In a later article about the mass rapes, Noonan cited a report in the London Sunday Times which quoted an Israeli police commander, “It’s clear now that sexual crimes were part of the planning, and the purpose was to terrify and humiliate people.”

Such attacks are usually committed by stronger armies against a weaker people, like the Japanese army rampaging through China in the period before World War II, or ISIS, as it attacked the Yezidis. 

For weaker fighters to commit such horrific assaults on a people with a stronger military force, and, therefore, capable of massive retaliation,  is very rare, if not unprecedented. So just what was the Hamas leadership thinking?

The big issue in the ceasefire negotiations is Israel’s demand to control small, but strategic, bits of territory in Gaza, so that Hamas (or any other party) cannot commit such atrocities again.

Hamas was able to smuggle weapons into Gaza through some 150 tunnels that it dug under its border with Egypt. Israel wants to control that border. 

In addition, Israel wants to control a strip of territory in the middle of Gaza, so as to be able to monitor and restrict the movement of any fighters from north to south. 

Hamas, for its part, wants to control all the territory that it controlled before Oct. 7, as if the atrocities it committed on that day could be easily forgotten. 

What is Hamas Thinking Now?

Washington Post columnist, David Ignatius, is unusually well-informed, and his latest column is likely a reflection of the thinking of the Biden  administration.

“Hamas has been silent on the ‘bridging proposal,” Ignatius wrote on Thursday, as he explained that the day before, U.S. officials had said “they’ve been waiting for Hamas to answer basic questions, such as the names of the hostages who will be released.”
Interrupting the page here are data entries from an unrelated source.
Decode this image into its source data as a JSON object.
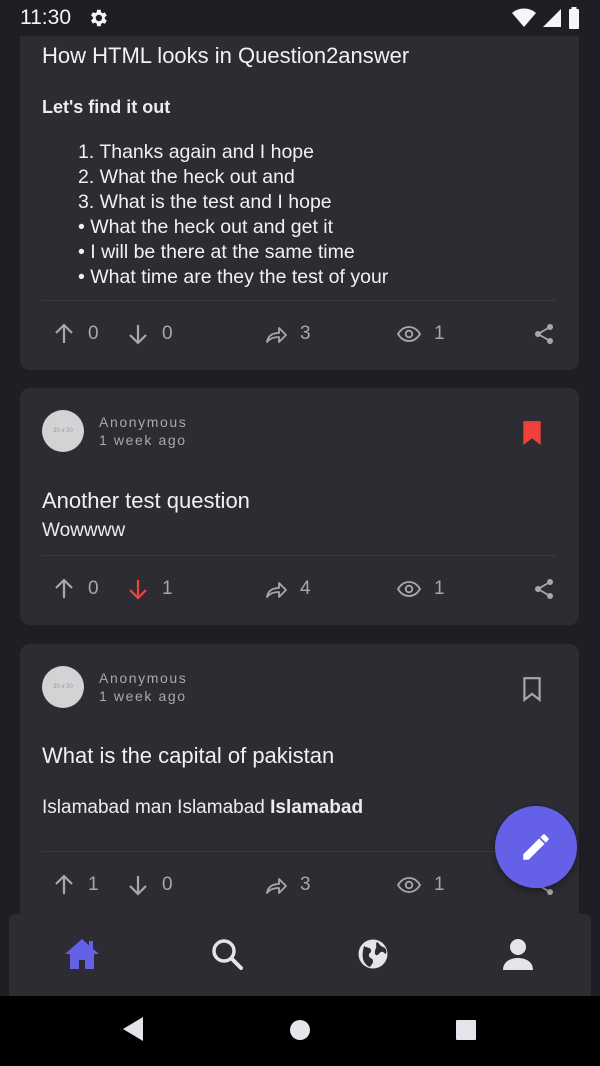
{
  "status": {
    "time": "11:30"
  },
  "cards": [
    {
      "title": "How HTML looks in Question2answer",
      "heading": "Let's find it out",
      "ordered": [
        "1. Thanks again and I hope",
        "2. What the heck out and",
        "3. What is the test and I hope"
      ],
      "bullets": [
        "• What the heck out and get it",
        "• I will be there at the same time",
        "• What time are they the test of your"
      ],
      "upvotes": "0",
      "downvotes": "0",
      "answers": "3",
      "views": "1"
    },
    {
      "author": "Anonymous",
      "time": "1 week ago",
      "avatar_text": "30 x 30",
      "bookmarked": true,
      "title": "Another test question",
      "body": "Wowwww",
      "upvotes": "0",
      "downvotes": "1",
      "answers": "4",
      "views": "1"
    },
    {
      "author": "Anonymous",
      "time": "1 week ago",
      "avatar_text": "30 x 30",
      "bookmarked": false,
      "title": "What is the capital of pakistan",
      "body_plain": "Islamabad man Islamabad ",
      "body_bold": "Islamabad",
      "upvotes": "1",
      "downvotes": "0",
      "answers": "3",
      "views": "1"
    }
  ],
  "colors": {
    "accent": "#6461e8",
    "downvote_active": "#e9473f",
    "bookmark_active": "#f0413a",
    "card": "#2d2c33",
    "background": "#1f1e24"
  },
  "nav": [
    "home-icon",
    "search-icon",
    "globe-icon",
    "user-icon"
  ]
}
“U.S. officials think Hamas leader Yehiya Sinwar, trapped underground in Gaza and running out of ammunition and supplies, favors the deal,” he continued. “But Hamas seems to be playing a waiting game, probably in the hope that Iran or Hezbollah will attack Israel”—and “transform the battlefield.”

However, Iran seems to have been deterred, at least for now, by a large U.S. military build up in the region, from retaliating against Israel for its July 31 assassination of the Hamas leader, Ismail Haniyeh, in Tehran, Ignatius suggested, as he described that as “the good news.”

“The bad news,” he continued, “is that Tehran is goading its proxy Hezbollah to attack, U.S. officials fear.”